Starting today, i.e. 1 July, select small savings schemes will fetch 10 basis points lower interest rates for the September quarter. The government has reduced these rates, which are reviewed every quarter, to bring them in line with the falling interest rate across the financial system after the Reserve Bank of India (RBI) cut its benchmark policy rate thrice during the year. Check out the revised interest rates offered by small-savings schemes such as Public Provident Fund (PPF), National Savings Certificate (NSC) and Kisan Vikas Patra (KVP) here:
Public Provident Fund: For the July-September quarter, 15-year PPF will fetch an annual interest rate of 7.9% (compounded annually) as compared to 8% earlier.

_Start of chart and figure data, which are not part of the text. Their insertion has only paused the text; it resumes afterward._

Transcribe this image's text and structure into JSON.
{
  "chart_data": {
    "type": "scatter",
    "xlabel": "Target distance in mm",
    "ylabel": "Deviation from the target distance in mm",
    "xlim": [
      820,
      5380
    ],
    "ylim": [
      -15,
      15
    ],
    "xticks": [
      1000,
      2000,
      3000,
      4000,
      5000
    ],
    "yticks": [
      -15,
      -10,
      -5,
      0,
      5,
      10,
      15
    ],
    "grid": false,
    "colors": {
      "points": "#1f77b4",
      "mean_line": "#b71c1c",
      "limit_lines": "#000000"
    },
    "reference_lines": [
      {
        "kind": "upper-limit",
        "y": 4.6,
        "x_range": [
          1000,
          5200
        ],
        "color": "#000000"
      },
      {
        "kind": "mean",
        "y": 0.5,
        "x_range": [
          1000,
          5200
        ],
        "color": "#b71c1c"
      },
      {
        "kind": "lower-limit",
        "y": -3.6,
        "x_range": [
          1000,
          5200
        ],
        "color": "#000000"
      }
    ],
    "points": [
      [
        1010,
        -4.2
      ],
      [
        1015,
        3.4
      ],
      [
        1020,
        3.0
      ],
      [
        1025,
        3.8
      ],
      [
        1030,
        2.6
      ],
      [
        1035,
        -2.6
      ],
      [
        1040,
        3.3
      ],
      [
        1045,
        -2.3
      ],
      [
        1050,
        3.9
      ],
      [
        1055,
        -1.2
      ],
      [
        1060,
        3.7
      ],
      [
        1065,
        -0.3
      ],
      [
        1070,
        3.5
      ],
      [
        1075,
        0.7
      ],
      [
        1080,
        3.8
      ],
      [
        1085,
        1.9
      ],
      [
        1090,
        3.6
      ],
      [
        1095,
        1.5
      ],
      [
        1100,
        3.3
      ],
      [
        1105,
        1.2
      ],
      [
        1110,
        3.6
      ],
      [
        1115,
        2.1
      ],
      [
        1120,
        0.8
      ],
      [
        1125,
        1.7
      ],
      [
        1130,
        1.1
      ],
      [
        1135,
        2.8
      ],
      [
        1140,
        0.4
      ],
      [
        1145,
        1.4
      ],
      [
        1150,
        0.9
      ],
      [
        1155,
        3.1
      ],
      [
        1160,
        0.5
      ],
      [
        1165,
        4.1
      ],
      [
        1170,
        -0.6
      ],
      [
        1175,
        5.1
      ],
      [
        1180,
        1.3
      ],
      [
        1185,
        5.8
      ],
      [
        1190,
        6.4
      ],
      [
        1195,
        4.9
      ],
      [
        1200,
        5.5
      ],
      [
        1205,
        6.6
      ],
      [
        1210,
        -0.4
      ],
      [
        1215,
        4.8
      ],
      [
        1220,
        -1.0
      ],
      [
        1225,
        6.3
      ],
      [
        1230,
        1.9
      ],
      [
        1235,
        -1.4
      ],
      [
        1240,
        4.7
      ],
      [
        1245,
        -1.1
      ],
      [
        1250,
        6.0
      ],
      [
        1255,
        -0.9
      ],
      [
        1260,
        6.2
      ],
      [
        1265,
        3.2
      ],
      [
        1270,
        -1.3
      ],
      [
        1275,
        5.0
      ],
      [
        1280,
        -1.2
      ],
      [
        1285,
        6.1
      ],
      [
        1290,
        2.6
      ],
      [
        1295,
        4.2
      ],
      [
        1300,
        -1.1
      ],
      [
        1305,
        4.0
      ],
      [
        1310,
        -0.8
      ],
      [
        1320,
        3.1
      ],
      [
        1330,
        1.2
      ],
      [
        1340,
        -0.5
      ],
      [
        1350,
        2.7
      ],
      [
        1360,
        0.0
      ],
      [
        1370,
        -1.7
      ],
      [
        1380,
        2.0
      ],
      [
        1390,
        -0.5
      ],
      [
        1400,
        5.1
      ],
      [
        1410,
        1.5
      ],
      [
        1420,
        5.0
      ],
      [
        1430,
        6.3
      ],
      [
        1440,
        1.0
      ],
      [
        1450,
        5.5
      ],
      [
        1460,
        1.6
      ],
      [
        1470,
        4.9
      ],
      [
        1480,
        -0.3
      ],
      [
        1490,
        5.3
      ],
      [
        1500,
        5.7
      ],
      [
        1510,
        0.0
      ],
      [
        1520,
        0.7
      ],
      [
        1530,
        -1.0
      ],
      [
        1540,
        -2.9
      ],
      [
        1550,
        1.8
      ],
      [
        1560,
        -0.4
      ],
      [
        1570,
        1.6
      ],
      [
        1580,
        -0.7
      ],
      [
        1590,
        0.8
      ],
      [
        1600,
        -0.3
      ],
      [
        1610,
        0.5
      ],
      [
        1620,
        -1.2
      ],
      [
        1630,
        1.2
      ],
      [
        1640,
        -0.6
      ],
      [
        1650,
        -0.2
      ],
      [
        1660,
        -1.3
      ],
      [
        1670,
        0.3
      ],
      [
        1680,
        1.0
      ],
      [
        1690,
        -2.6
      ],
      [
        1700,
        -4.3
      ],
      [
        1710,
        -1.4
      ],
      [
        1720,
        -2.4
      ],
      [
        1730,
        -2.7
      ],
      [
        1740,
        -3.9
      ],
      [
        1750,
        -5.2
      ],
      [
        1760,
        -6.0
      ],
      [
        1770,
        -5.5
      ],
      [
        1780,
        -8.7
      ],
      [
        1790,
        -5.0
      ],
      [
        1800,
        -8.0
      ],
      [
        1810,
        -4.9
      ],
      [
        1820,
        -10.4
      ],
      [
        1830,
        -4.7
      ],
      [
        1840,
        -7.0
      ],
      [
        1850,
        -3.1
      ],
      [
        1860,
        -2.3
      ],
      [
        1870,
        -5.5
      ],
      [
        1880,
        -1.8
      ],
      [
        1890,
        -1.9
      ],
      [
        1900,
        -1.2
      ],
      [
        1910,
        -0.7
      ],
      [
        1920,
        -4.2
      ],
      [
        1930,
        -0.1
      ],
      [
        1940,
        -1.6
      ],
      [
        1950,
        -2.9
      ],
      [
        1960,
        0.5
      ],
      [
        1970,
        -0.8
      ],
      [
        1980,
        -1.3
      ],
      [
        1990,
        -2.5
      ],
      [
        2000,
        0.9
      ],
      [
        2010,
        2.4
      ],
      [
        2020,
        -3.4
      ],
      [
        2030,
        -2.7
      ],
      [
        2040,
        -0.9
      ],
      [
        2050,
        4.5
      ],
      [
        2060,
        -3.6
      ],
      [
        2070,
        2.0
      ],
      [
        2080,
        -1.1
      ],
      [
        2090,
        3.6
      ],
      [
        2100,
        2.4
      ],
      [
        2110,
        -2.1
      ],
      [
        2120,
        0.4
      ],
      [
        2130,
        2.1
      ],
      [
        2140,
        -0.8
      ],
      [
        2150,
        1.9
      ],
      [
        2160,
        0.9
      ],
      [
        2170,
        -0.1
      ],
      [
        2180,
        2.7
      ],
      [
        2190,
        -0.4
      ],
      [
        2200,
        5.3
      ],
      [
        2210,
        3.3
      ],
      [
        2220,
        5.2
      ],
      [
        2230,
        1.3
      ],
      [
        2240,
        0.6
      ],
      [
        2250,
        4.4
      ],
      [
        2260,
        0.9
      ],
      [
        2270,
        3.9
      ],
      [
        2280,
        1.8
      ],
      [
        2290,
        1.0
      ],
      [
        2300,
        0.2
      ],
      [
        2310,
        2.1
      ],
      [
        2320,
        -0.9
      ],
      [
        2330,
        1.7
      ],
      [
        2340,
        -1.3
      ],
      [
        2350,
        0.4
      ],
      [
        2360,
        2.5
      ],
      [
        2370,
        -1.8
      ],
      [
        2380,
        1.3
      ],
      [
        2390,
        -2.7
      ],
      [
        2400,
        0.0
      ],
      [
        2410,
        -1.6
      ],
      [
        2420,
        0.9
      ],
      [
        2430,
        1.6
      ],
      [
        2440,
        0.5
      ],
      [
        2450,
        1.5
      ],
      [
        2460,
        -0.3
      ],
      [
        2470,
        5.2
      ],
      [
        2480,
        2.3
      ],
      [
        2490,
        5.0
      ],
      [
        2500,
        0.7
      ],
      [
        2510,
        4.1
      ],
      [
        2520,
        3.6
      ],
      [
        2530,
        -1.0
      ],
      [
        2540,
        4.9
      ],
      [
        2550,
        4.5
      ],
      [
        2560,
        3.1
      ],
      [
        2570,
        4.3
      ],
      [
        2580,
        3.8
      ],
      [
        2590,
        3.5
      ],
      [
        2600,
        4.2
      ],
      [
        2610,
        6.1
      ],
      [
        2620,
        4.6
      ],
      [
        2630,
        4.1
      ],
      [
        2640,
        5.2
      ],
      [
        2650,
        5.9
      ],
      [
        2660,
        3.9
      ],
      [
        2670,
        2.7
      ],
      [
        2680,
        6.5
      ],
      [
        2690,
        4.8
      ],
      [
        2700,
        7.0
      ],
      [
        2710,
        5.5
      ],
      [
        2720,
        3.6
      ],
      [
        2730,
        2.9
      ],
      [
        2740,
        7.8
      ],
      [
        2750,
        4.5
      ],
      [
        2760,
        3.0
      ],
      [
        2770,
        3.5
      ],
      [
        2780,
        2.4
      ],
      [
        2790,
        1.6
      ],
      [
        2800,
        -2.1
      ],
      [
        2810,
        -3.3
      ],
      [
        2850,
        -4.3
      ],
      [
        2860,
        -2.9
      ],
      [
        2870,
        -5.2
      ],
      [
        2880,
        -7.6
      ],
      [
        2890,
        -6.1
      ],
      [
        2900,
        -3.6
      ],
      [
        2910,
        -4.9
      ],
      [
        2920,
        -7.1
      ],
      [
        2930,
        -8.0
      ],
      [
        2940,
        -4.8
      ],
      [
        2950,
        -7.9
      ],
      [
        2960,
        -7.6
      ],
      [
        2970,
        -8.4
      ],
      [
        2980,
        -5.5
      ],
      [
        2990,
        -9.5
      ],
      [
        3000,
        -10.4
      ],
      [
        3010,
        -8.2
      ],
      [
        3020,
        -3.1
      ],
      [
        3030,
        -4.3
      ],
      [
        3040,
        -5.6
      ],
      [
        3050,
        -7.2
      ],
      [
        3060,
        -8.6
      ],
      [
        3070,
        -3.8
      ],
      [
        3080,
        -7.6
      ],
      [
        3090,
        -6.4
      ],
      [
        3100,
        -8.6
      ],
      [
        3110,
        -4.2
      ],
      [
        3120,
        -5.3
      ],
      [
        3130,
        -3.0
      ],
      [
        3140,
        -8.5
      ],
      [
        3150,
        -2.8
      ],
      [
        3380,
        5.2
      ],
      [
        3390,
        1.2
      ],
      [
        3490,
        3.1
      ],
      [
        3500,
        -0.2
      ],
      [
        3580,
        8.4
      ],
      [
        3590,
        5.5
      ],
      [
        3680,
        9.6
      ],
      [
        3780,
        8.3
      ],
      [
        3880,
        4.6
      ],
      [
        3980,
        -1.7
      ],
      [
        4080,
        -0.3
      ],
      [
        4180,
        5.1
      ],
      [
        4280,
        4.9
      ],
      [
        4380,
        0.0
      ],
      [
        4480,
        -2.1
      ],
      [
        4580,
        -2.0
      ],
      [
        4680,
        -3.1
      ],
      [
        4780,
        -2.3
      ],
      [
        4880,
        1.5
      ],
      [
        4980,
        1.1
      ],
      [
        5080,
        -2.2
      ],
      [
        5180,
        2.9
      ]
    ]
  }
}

National Savings Certificate: NSC, a five-year small savings scheme, will fetch an interest rate of 7.9% compared with 8% earlier. The amount is compounded annually and paid on maturity.
Kisan Vikas Patra: KVP will yield 7.6% with maturity of 113 months. At present, interest rate on KVP is 7.7% and maturity is 112 months.
Post office term deposits: Post office term deposits of 1-3 years will fetch interest rate of 6.9%, to be paid quarterly, while the five-year quarterly rate is pegged at 7.7%. Recurring deposits will return 7.2% compared with 7.3% earlier.
Post Office Monthly Income Scheme: The five-year Post Office Monthly Income Scheme (MIS), where interest is paid out monthly, will fetch 7.6% as compared to 7.7% earlier.
Senior Citizens Savings Scheme: Interest rate for the five-year Senior Citizens Savings Scheme will now fetch a lower rate of interest at 8.6% compared with 8.7% earlier. The interest payout continues to be on a quarterly basis.
Sukanya Samriddhi Scheme: The girl child savings scheme Sukanya Samriddhi Account will now fetch 8.4% (compounded annually) compared with 8.5% earlier.
Savings deposit: The interest rate on savings deposit has, however, been retained at 4%.